本書は海外文学です。海外の作品は翻訳次第でとても読みにくい場合があるのですが、本書は普通に読めるのでご安心ください。
あえてお伝えするとしたら、児童文学であるがゆえに簡単な漢字でもひらがなで書かれている箇所が多く、そういった部分での読みにくさは若干ありました。
登場人物の魅力はある?
モモに関して言えば、浮浪児であることや特徴的な風貌、人の話をしっかり聞ける特技を持っている以外には特筆するような個性があるわけではなく、性格的な個性という点ではいたって普通の女の子です。
なんですが普通であるがゆえに、落ち込んだり、寂しがったり、時には涙を流したりと終始モモの頑張りを応援したくなるような素敵な魅力があったように感じます。
また、モモの親友の「掃除夫のおじいさん」と「観光ガイドの若者」といった登場人物がいるのですが、個性としてはこの2人もかなりキャラが立っているように感じました。
モモの総評とまとめ
以上、ミヒャエル・エンデ著「モモ」のネタバレなしレビューでした。
モモは1973年に刊行された作品であるにも関わらず、現代でも全く色褪せないメッセージを発し続けています。と言うより、現代人にこそ突き刺さるメッセージが込められています。
最後に作中から、モモから学べる教訓を全て詰め込んだようなとっても素敵な言葉があるので、一部引用してご紹介し、レビューを終わりたいと思います。

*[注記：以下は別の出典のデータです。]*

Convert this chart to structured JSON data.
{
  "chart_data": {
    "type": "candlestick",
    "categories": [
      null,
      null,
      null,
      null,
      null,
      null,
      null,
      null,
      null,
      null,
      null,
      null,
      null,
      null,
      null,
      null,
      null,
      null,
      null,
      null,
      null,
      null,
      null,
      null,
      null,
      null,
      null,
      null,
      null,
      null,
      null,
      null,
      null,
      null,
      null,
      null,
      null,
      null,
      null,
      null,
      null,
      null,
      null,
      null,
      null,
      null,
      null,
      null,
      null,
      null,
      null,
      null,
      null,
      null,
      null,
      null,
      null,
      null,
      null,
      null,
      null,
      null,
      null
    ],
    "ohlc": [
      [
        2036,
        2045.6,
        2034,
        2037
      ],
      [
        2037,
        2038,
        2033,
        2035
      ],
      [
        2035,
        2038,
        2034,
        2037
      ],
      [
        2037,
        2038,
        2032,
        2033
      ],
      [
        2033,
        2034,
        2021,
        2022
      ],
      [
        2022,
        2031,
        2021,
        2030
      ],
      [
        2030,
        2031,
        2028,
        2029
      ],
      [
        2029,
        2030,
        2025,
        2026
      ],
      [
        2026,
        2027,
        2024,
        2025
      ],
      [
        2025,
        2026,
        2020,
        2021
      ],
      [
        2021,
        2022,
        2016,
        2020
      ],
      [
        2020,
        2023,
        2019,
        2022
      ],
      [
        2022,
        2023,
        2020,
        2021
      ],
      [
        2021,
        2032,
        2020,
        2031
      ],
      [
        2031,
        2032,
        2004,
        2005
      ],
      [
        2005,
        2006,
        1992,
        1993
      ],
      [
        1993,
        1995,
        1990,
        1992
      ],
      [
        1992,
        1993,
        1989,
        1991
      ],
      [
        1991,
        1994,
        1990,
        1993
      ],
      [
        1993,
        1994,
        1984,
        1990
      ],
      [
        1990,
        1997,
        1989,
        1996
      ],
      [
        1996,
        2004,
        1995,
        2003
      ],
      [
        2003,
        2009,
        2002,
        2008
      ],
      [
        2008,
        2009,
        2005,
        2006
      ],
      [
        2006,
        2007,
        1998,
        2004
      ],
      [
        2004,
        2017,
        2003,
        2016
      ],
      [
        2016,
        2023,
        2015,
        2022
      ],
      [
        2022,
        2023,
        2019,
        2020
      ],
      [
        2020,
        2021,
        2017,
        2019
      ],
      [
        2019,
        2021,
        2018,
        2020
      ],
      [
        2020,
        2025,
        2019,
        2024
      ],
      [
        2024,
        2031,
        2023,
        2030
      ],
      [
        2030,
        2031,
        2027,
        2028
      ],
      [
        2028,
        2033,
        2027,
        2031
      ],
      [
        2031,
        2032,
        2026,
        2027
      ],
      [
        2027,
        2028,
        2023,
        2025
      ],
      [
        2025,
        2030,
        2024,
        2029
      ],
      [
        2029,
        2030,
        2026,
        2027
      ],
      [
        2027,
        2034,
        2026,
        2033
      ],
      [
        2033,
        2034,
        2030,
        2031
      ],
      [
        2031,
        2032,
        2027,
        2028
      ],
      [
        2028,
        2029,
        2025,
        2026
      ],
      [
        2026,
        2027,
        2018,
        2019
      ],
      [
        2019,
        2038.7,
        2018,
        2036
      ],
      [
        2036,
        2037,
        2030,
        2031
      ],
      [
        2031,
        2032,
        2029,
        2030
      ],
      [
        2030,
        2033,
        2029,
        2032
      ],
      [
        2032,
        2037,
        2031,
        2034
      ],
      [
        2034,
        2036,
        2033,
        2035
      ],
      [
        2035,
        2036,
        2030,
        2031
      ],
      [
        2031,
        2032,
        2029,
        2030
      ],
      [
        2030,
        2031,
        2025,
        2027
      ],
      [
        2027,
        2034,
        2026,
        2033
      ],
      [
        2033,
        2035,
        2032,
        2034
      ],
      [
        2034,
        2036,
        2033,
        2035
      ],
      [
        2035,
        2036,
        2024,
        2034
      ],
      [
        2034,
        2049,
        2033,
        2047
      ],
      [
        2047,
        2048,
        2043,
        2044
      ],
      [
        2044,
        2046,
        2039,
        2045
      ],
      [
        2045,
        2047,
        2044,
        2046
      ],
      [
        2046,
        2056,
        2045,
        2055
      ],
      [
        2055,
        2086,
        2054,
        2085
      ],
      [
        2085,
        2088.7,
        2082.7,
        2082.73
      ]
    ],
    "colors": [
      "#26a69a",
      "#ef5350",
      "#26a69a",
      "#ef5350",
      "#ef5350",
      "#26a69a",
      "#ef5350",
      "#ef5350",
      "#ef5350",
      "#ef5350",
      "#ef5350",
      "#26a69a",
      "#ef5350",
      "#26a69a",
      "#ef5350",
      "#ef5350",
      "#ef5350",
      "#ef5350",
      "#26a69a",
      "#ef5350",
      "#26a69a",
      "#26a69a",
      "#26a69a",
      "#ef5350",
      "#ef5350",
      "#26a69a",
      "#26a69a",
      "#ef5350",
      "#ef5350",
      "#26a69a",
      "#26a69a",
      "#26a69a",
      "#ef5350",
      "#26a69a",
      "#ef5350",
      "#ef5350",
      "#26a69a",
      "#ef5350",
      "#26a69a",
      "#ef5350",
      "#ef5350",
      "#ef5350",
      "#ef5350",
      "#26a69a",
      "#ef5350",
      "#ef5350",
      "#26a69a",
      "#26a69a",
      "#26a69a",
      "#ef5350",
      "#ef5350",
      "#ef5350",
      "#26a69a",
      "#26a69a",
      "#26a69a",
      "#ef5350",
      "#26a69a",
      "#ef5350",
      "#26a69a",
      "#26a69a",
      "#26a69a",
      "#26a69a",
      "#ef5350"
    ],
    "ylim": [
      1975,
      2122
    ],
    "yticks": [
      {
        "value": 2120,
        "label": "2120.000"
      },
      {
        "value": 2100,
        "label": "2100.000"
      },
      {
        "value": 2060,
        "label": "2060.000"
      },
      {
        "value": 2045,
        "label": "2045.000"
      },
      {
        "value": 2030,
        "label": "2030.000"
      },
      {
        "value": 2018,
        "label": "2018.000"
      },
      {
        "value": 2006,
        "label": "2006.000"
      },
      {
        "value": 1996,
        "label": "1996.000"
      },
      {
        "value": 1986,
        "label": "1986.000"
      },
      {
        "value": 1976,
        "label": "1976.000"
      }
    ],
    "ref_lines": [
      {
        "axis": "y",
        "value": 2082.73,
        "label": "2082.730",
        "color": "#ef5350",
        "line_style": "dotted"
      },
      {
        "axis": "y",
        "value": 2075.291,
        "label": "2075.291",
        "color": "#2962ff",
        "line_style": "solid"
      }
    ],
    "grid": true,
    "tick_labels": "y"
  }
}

光を見るためには目があり、音を聞くためには耳があるのとおなじに、人間には時間を感じとるために心というものがある
時間がない、仕事が忙しい・・・
もしあなたが日々の生活でそう感じているのなら、ぜひモモを読んでみてください。忙しさに追われ忘れていた「楽しい毎日を過ごすために必要なこと」をきっと思い出させてくれますよ。